Amid an unrelated bureaucratic uproar the size of which beggars the imagination, Home Campus has decided that now is the perfect time to make people change their login passwords.
I know.
Apparently we’re supposed to do this every 180 days, though to the best of my knowledge the last time I actually did so was sometime in the latter stages of the Clinton Administration. It has never been a problem before now, nor would it ever be a problem – forcing people to change passwords just ensures that they end up writing them down somewhere for others to find and use, and from what I’ve gathered it has very little if any positive impact on network security.
But we live in an age of Security Theater (remember to take off your shoes before entering the gate area, people!) and sometimes all you can do is clap along with the rest of the audience while the dancing continues.

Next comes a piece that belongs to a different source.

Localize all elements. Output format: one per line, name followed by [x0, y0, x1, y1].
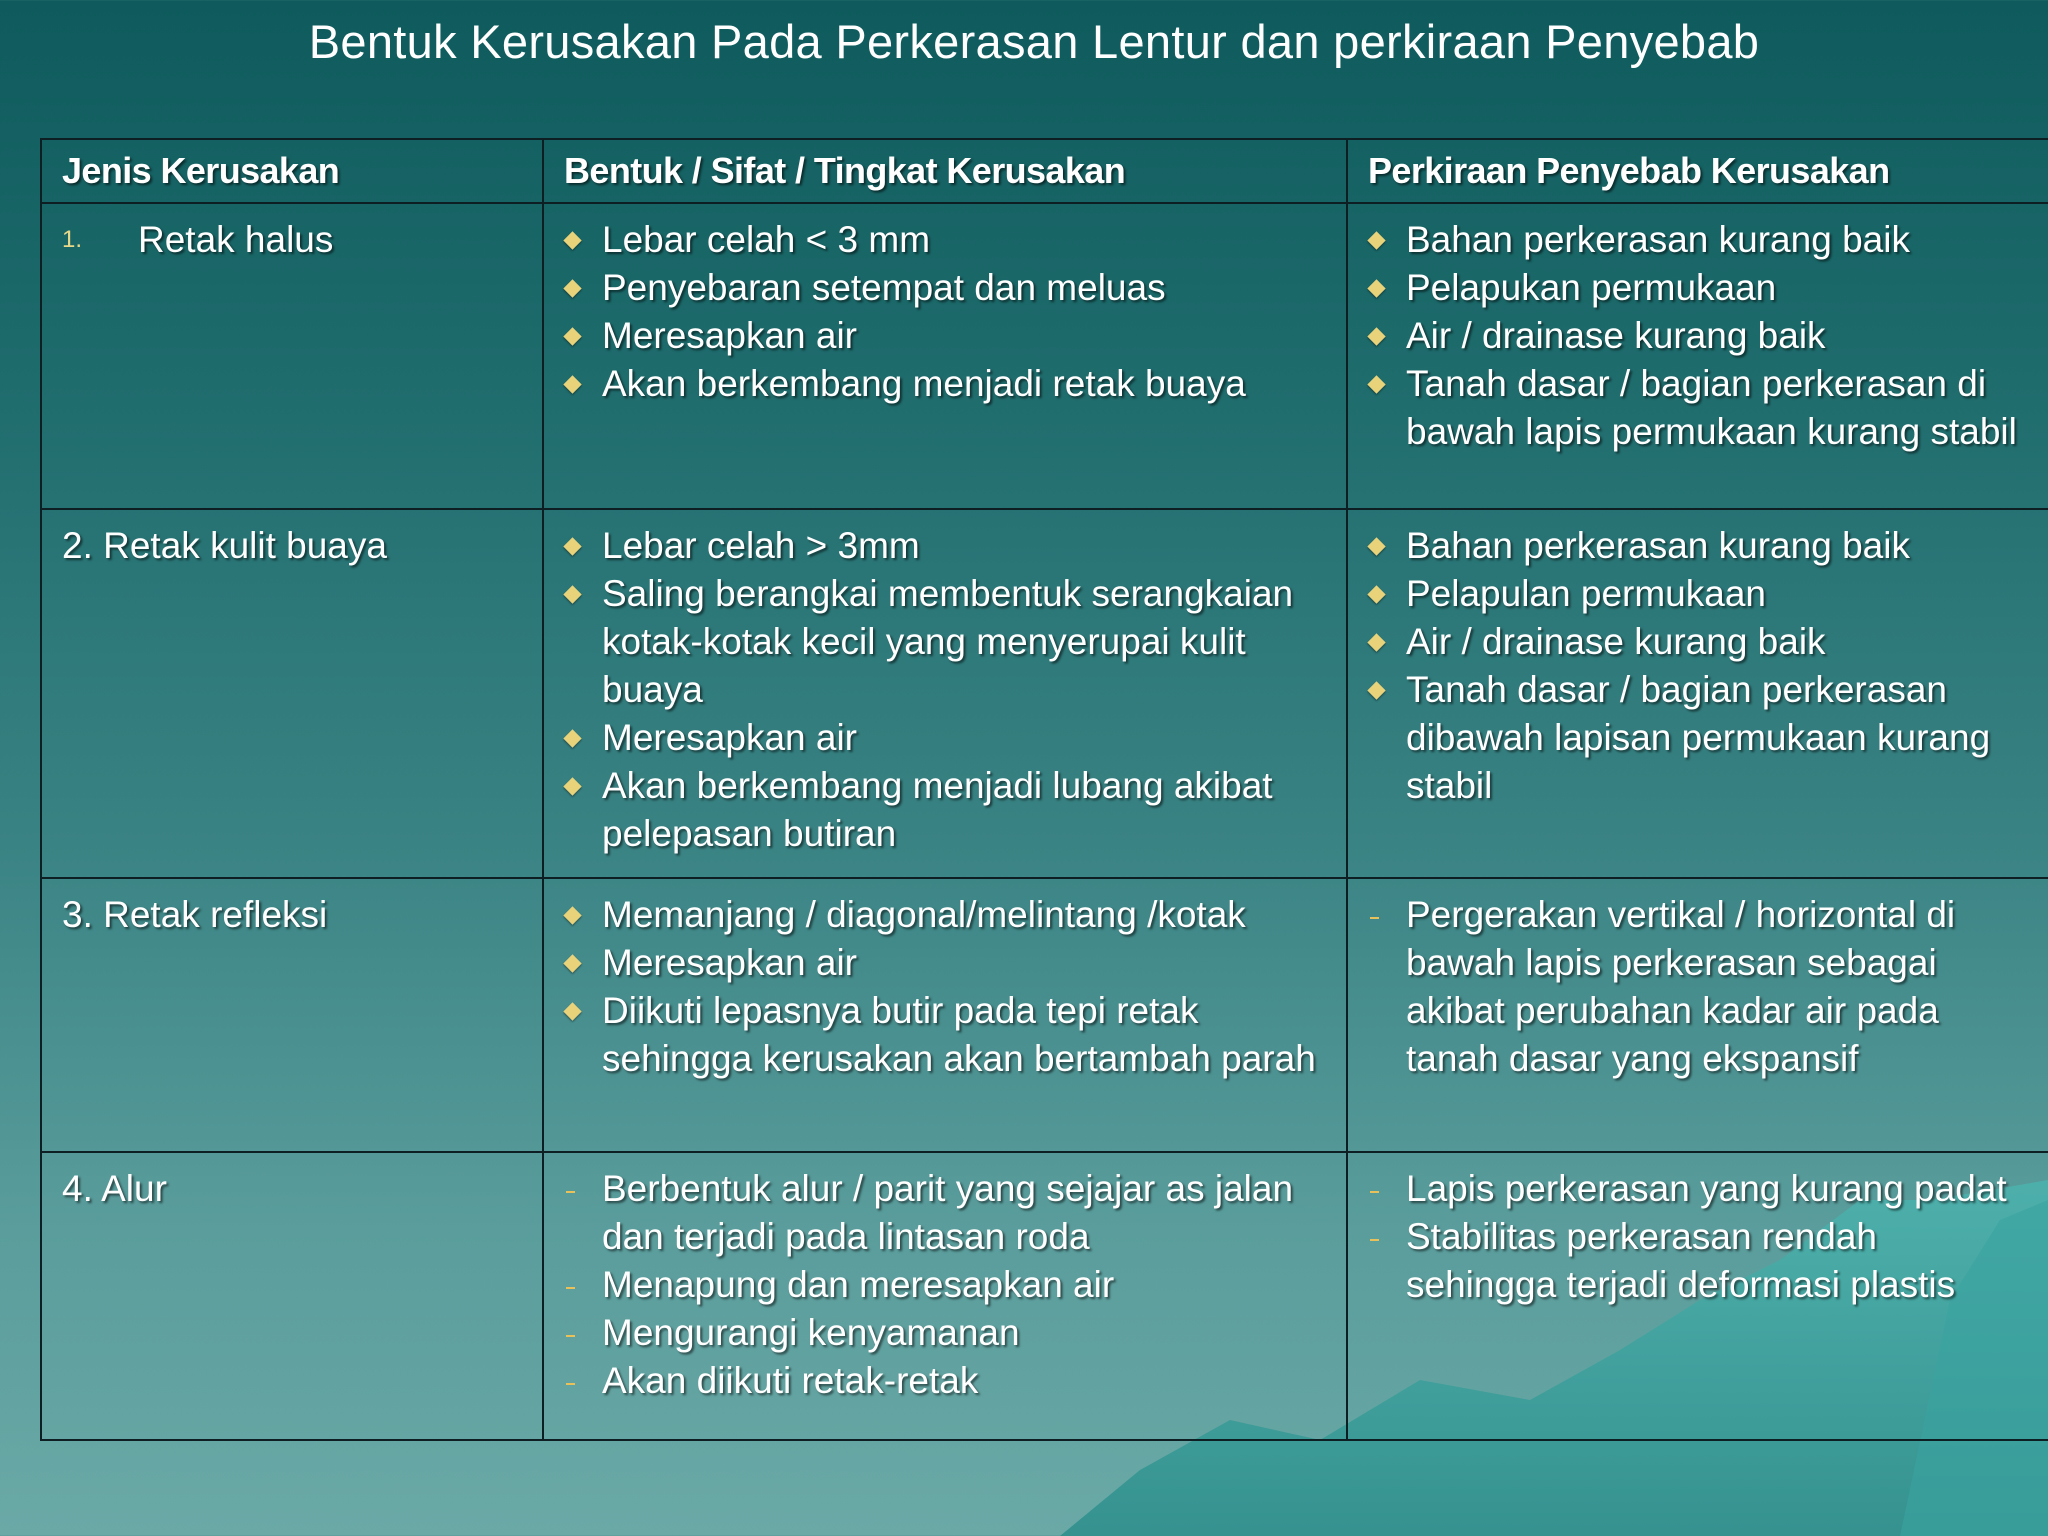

That and they actually threatened to cut off my access to my account if I didn’t change my password. FOR REALZ this time.
So I did.
Now I have no idea how to get into anything, because it turns out that this password change only affected about half the systems that I actually use. It is a game I play with myself these days, guessing which systems I can get into with the new password and which ones still take the old one, and then remembering that for the next time. There doesn’t seem to be much of a pattern that I can detect, but I keep playing. If I win, I get to play again.
And there are still a few things that I haven’t yet tried to log into, so more adventure awaits.
Theoretically, in six months I get to do this all over again, unless they forget about me for a couple of decades like they did last time. Because of the nature of my employment history with Home Campus I do fall through a lot of cracks in the system and it would not surprise me a bit if they did forget about me.
I’d actually be okay with that, as this whole password changing thing is just one more thing I have to remember at a time in my life when I really should be allowed to slip gracefully into absent-minded peace.
But now I’m Secure. I’m Hacker Proof. I’m, well, not kidding myself about any of that, really, and I’m just hoping I can remember my various passwords long enough to be productive.